LTS and release methodology
par.liden at gmail.com
Thu Jul 10 11:45:55 UTC 2008
2008/7/8 Matt Zimmerman <mdz at ubuntu.com>:
> There is a 'regression' tag, and we do try to prioritize these on an ad-hoc
> basis, but understand that with such incomplete information, it's difficult
> at best.
Ok, I haven't seen that tag, even on bug bugs where users explicitly say
that is has worked on a specific earlier distribution, such as bug #88746.
Maybe it could be encouraged to be much more widely used?
> This is already our policy; in fact, we delayed the first LTS release for
> that reason. 8.04 released with some regressions, but these were
> either a) not severe enough to warrant delaying the entire release, or b)
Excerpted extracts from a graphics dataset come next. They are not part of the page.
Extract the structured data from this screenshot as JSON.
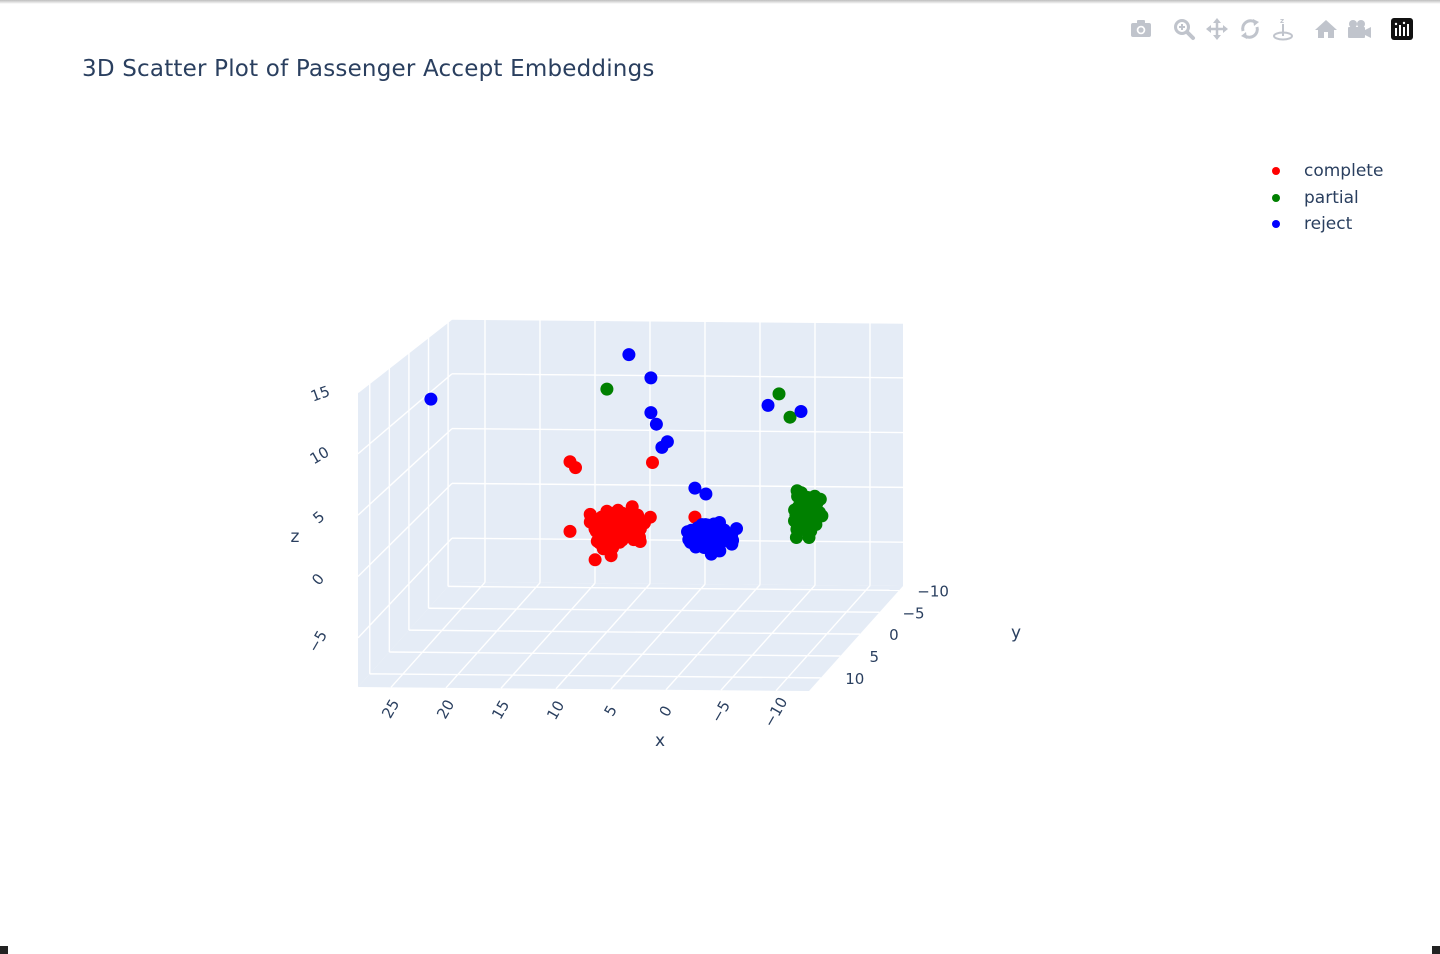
{
  "modebar": {
    "buttons": [
      {
        "name": "download-plot-camera-icon"
      },
      {
        "name": "zoom-icon"
      },
      {
        "name": "pan-icon"
      },
      {
        "name": "orbit-rotation-icon"
      },
      {
        "name": "turntable-rotation-icon"
      },
      {
        "name": "reset-camera-home-icon"
      },
      {
        "name": "reset-camera-last-save-icon"
      },
      {
        "name": "plotly-logo-icon"
      }
    ]
  },
  "chart_data": {
    "type": "scatter3d",
    "title": "3D Scatter Plot of Passenger Accept Embeddings",
    "xlabel": "x",
    "ylabel": "y",
    "zlabel": "z",
    "xlim": [
      -13,
      28
    ],
    "ylim": [
      -11,
      13
    ],
    "zlim": [
      -9,
      15
    ],
    "xticks": [
      "25",
      "20",
      "15",
      "10",
      "5",
      "0",
      "−5",
      "−10"
    ],
    "yticks": [
      "−10",
      "−5",
      "0",
      "5",
      "10"
    ],
    "zticks": [
      "15",
      "10",
      "5",
      "0",
      "−5"
    ],
    "grid": true,
    "legend_position": "top-right",
    "series": [
      {
        "name": "complete",
        "color": "#ff0000",
        "clusters": [
          {
            "center": [
              9,
              0,
              0
            ],
            "spread": [
              3,
              3,
              2
            ]
          }
        ],
        "outliers": [
          [
            13,
            1,
            6
          ],
          [
            12.5,
            1,
            5.5
          ],
          [
            5.5,
            1,
            6
          ],
          [
            13,
            1,
            0
          ],
          [
            2,
            0,
            1
          ]
        ]
      },
      {
        "name": "partial",
        "color": "#008000",
        "clusters": [
          {
            "center": [
              -10,
              5,
              3
            ],
            "spread": [
              1.5,
              2,
              2
            ]
          }
        ],
        "outliers": [
          [
            10,
            0,
            12
          ],
          [
            -6,
            1,
            12
          ],
          [
            -7,
            1,
            10
          ],
          [
            -8,
            2,
            4
          ]
        ]
      },
      {
        "name": "reject",
        "color": "#0000ff",
        "clusters": [
          {
            "center": [
              0,
              2,
              0
            ],
            "spread": [
              2.5,
              2,
              1.5
            ]
          }
        ],
        "outliers": [
          [
            26,
            0,
            11
          ],
          [
            8,
            0,
            15
          ],
          [
            6,
            0,
            13
          ],
          [
            6,
            0,
            10
          ],
          [
            5.5,
            0,
            9
          ],
          [
            5,
            0,
            7
          ],
          [
            4.5,
            0,
            7.5
          ],
          [
            -5,
            1,
            11
          ],
          [
            -8,
            1,
            10.5
          ],
          [
            2,
            0,
            3.5
          ],
          [
            1,
            0,
            3
          ]
        ]
      }
    ]
  }
}
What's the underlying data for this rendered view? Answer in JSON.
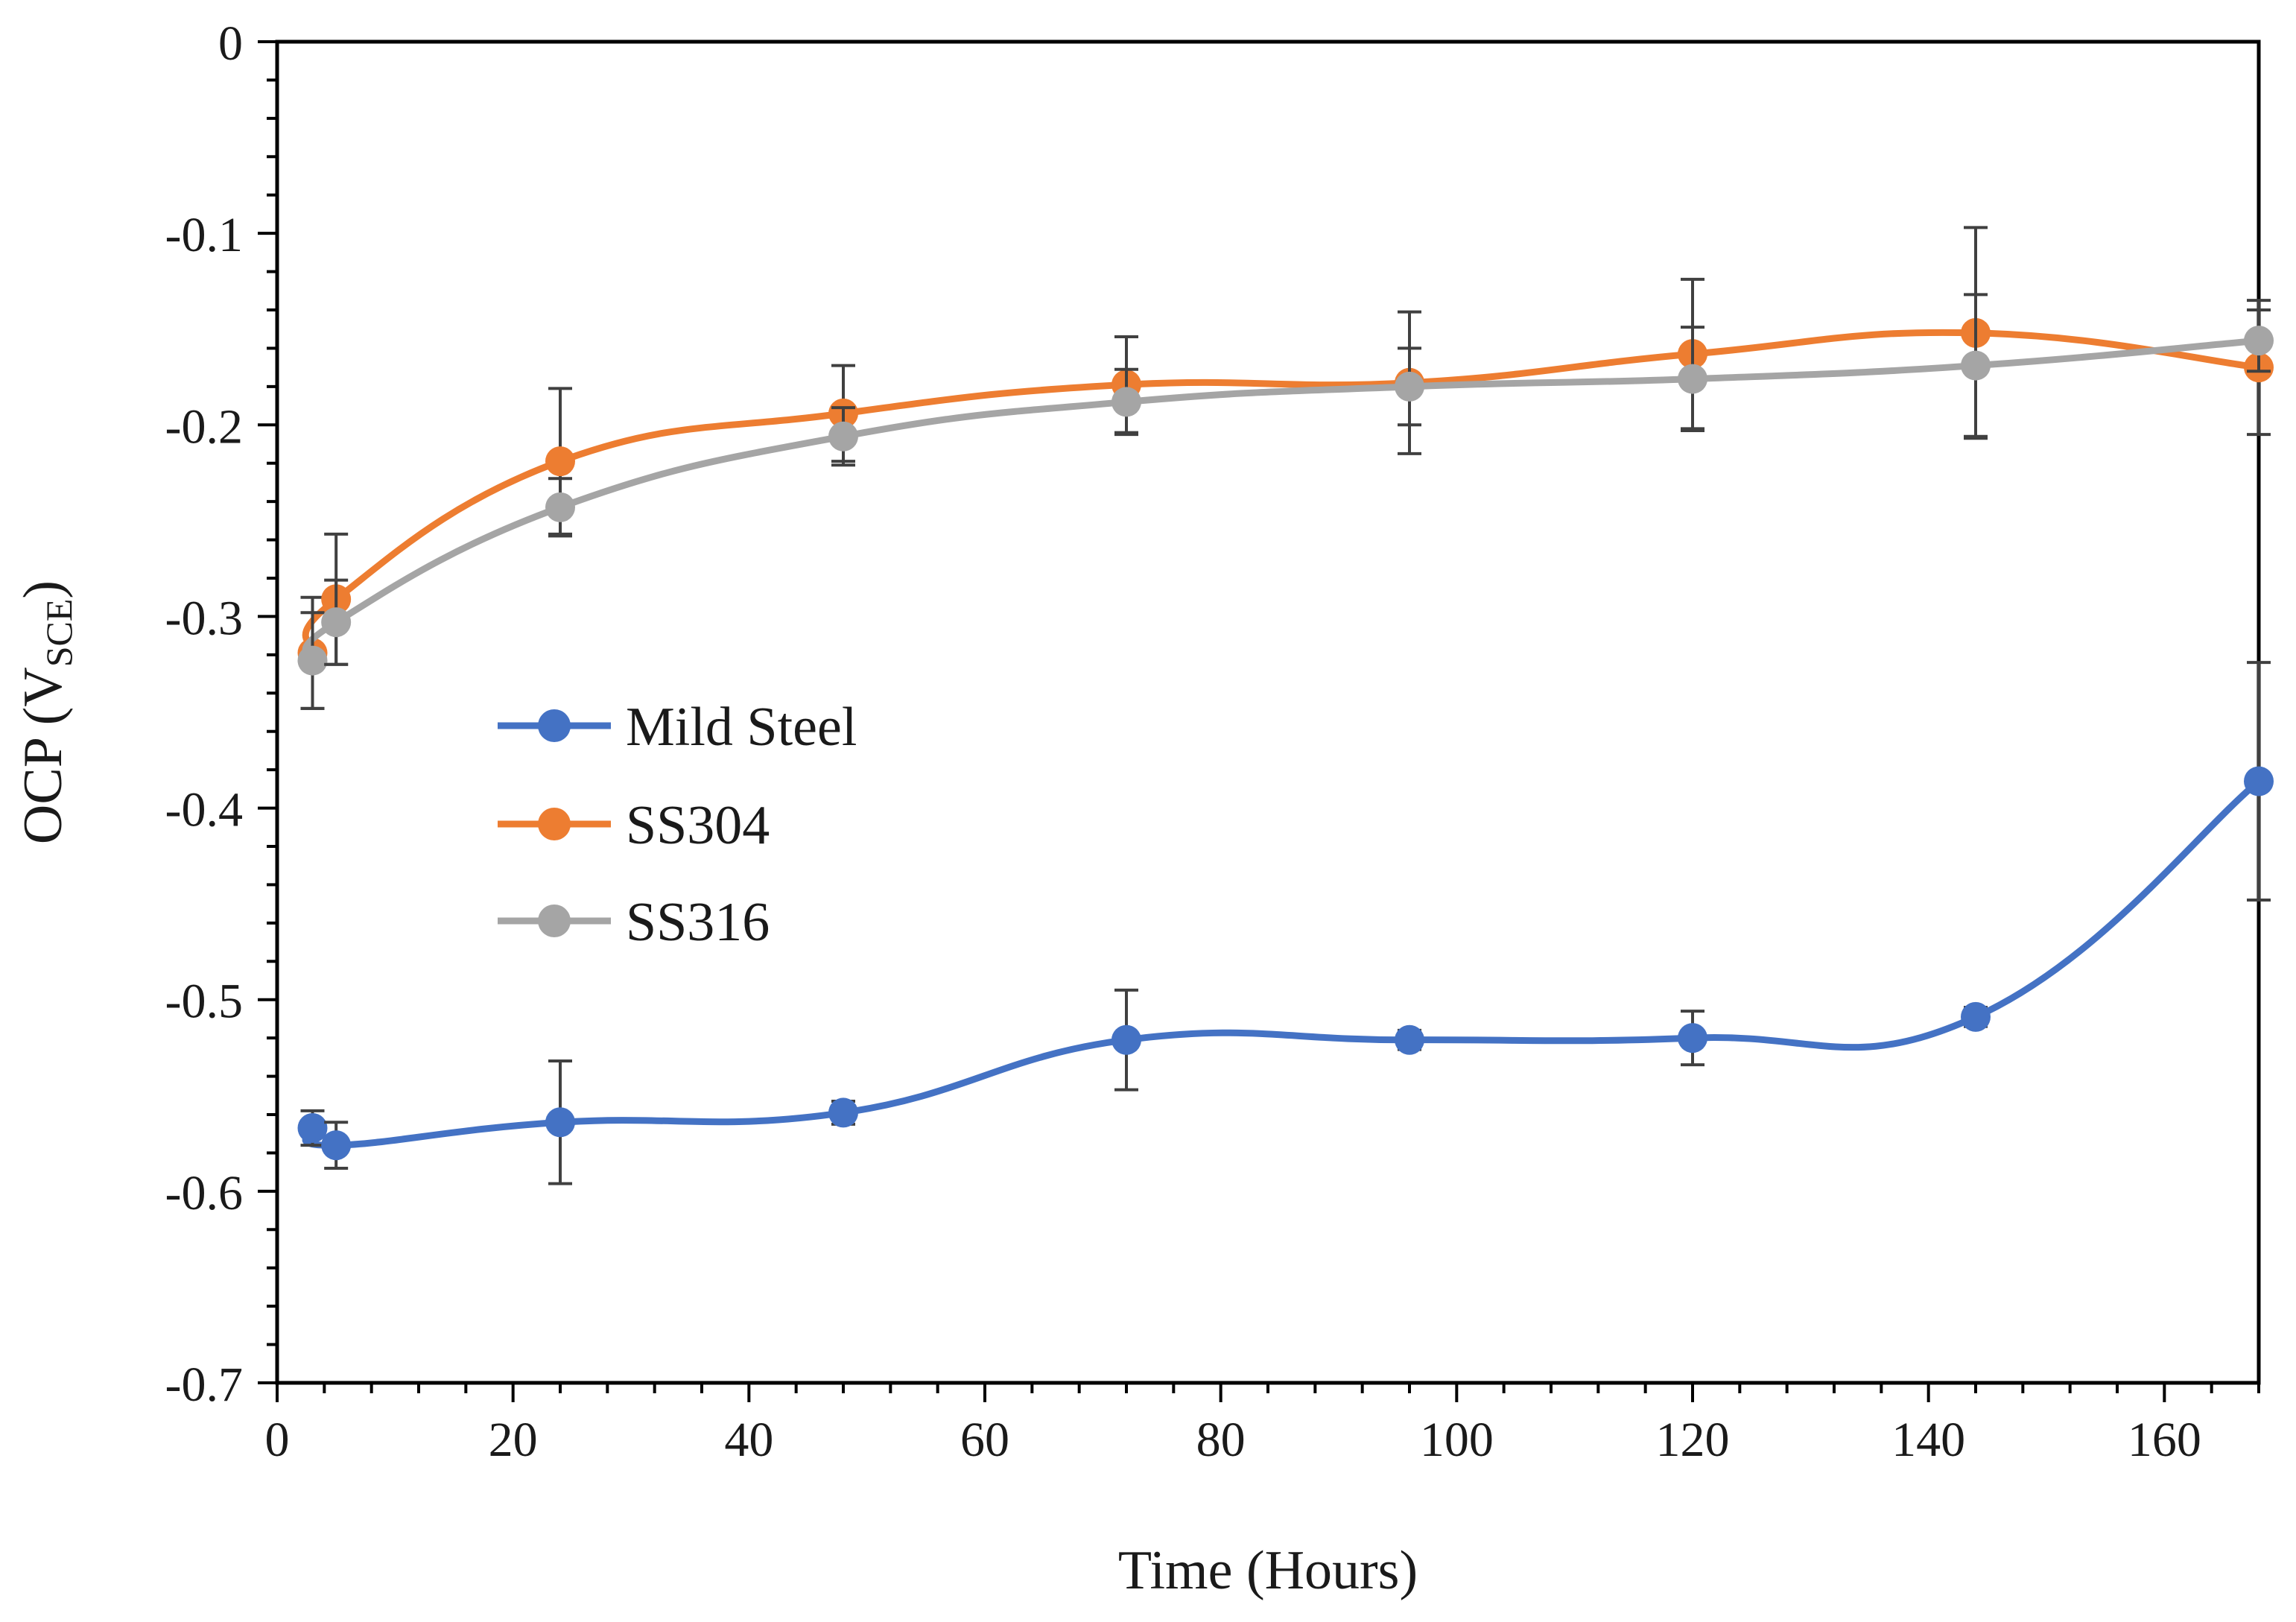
{
  "chart_data": {
    "type": "line",
    "title": "",
    "xlabel": "Time (Hours)",
    "ylabel": {
      "prefix": "OCP (V",
      "subscript": "SCE",
      "suffix": ")"
    },
    "xlim": [
      0,
      168
    ],
    "ylim": [
      -0.7,
      0
    ],
    "x_ticks": [
      0,
      20,
      40,
      60,
      80,
      100,
      120,
      140,
      160
    ],
    "x_tick_labels": [
      "0",
      "20",
      "40",
      "60",
      "80",
      "100",
      "120",
      "140",
      "160"
    ],
    "y_ticks": [
      0,
      -0.1,
      -0.2,
      -0.3,
      -0.4,
      -0.5,
      -0.6,
      -0.7
    ],
    "y_tick_labels": [
      "0",
      "-0.1",
      "-0.2",
      "-0.3",
      "-0.4",
      "-0.5",
      "-0.6",
      "-0.7"
    ],
    "grid": false,
    "legend_position": "middle-left",
    "series": [
      {
        "name": "Mild Steel",
        "color": "#4472C4",
        "x": [
          3,
          5,
          24,
          48,
          72,
          96,
          120,
          144,
          168
        ],
        "y": [
          -0.567,
          -0.576,
          -0.564,
          -0.559,
          -0.521,
          -0.521,
          -0.52,
          -0.509,
          -0.386
        ],
        "error": [
          0.009,
          0.012,
          0.032,
          0.006,
          0.026,
          0.005,
          0.014,
          0.005,
          0.062
        ]
      },
      {
        "name": "SS304",
        "color": "#ED7D31",
        "x": [
          3,
          5,
          24,
          48,
          72,
          96,
          120,
          144,
          168
        ],
        "y": [
          -0.319,
          -0.291,
          -0.219,
          -0.194,
          -0.179,
          -0.178,
          -0.163,
          -0.152,
          -0.17
        ],
        "error": [
          0.029,
          0.034,
          0.038,
          0.025,
          0.025,
          0.037,
          0.039,
          0.055,
          0.035
        ]
      },
      {
        "name": "SS316",
        "color": "#A5A5A5",
        "x": [
          3,
          5,
          24,
          48,
          72,
          96,
          120,
          144,
          168
        ],
        "y": [
          -0.323,
          -0.303,
          -0.243,
          -0.206,
          -0.188,
          -0.18,
          -0.176,
          -0.169,
          -0.156
        ],
        "error": [
          0.025,
          0.022,
          0.015,
          0.015,
          0.017,
          0.02,
          0.027,
          0.037,
          0.016
        ]
      }
    ]
  }
}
> planned to be fixed with 8.04.1.
Ok, I see. Well, then I suppose that I would like either a) the policy to be
enforced more strictly, or b) that it should be communicated in some way
much more clearly that the release is not really stable for production use
yet for many users. For example by calling the release "8.04 Early
Adopters", or something similar. And by the time of 8.04.1, or whenever it
is deemed stable for a sufficiently large user base, the "Early Adopters"
could be dropped. When the software is released as stable, most people
expect it to be so, and will get disappointed and lose trust in the Ubuntu
releases over time. However, if it is clearly stated that it still contains
too many bugs, trust won't fall, as people get what they had expected. (See
my earlier post for more details.)
The important point is that a normal user should not need to hang out on
forums, mailing list, LP, and so on, to know if the release is stable enough
to use. IMHO, it should be enough to see from the name if the release is
ready-for-use. For me (and probably many others) the name 8.04 Long Term
Support communicates a message that it is so stable.
In short: either change the name of the release, or the release itself.